L’arrivée au pouvoir de la coalition « feu tricolore » (nom donné à la nouvelle alliance tripartite inédite du SPD, parti rouge, des Verts et des libéraux, dont la couleur est le jaune) pourrait débloquer la situation, avec des réformes aussi importantes que celles adoptées à partir de 1998 par le gouvernement du social-démocrate Gerhard Schröder et des Verts. A l’époque, la coalition avait autorisé les commerces à ouvrir après 18 heures en semaine ainsi que le samedi après-midi et le dimanche, accordé de nouveaux droits aux pères non mariés, réformé le divorce, ouvert les écoles l’après-midi pour permettre aux deux parents de travailler… « Ce qui aide aujourd’hui est que tous les partis de la coalition, surtout les libéraux du FDP, se considèrent comme sécularisés. Ils ne devront pas ménager une clientèle religieuse », souligne Bernhard Wessels, de l’université Humboldt de Berlin.
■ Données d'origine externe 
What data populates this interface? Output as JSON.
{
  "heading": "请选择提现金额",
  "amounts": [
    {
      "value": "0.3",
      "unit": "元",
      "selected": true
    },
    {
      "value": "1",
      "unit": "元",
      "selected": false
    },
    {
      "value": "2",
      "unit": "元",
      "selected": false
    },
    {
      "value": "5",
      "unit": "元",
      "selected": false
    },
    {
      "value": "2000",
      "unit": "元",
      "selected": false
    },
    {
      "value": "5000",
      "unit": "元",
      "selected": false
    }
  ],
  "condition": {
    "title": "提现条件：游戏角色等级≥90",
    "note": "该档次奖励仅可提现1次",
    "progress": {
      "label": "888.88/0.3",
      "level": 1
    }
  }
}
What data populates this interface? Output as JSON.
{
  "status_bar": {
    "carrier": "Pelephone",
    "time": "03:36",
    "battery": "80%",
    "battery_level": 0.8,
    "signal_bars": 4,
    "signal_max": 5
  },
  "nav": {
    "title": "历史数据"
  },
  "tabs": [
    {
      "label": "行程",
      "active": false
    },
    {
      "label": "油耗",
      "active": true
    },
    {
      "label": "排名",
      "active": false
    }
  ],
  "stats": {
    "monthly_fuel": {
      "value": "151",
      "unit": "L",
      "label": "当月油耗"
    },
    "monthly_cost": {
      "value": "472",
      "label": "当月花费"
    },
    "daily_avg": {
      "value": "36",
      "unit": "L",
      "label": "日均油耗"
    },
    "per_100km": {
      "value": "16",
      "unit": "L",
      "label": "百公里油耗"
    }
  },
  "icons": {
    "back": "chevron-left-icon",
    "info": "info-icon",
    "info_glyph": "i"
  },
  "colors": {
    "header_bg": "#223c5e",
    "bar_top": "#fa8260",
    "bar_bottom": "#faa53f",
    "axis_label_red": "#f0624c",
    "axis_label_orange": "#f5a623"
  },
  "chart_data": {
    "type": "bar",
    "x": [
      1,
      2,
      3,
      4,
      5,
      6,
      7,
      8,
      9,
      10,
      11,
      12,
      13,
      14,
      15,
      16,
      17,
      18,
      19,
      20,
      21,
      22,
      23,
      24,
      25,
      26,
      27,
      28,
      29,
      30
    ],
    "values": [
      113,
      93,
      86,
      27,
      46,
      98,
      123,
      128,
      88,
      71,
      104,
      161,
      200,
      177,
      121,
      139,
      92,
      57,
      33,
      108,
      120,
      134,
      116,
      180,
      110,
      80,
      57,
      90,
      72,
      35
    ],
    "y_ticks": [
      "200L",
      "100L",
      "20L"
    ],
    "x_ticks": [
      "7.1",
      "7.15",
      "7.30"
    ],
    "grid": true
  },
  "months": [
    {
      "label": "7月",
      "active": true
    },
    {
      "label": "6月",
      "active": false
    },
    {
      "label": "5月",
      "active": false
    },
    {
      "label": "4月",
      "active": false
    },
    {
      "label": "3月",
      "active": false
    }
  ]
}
Dans un pays où les élites politiques, religieuses et économiques se cooptent, le statu quo sociétal était garanti sur la morale sexuelle, les exceptions au droit du travail pour les associations religieuses (les salariés des hôpitaux, écoles ou jardins d’enfants confessionnels n’ont pas le droit de se syndiquer ou de faire grève et un divorce peut être un motif de licenciement pour les employés d’un organisme catholique) ou l’interdiction de danser dans les régions catholiques le Vendredi saint.

Les jeunes visés

Les réformes annoncées visent en premier lieu la jeunesse. « C’est vraiment une nouveauté, souligne Gero Neugebauer. Jusqu’à présent, la classe politique menait une politique destinée à sa clientèle, en majorité des personnes de plus de 50 ans. » Mais les jeunes ont voté en septembre dernier en majorité pour les Verts et, pour la première fois, en faveur des libéraux. Considérés jusqu’ici plutôt comme le parti des nantis et des professions libérales, ces derniers ont fortement bataillé contre les restrictions sanitaires, les fermetures d’universités pour lutter contre la Covid, pour la libéralisation du cannabis et la numérisation du pays, attirant une clientèle plus jeune et de nombreux primo votants.

« La plupart des réformes sociétales pourraient être adoptées rapidement, estime Bernhard Wessels. Mais cela ne suffira pas pour permettre à la coalition de prétendre à un bilan positif. » Le nouveau gouvernement, qui vise sa réélection dans quatre ans, sera largement jugé sur sa politique sanitaire, ses réussites en matière de climat et le coût de sa politique.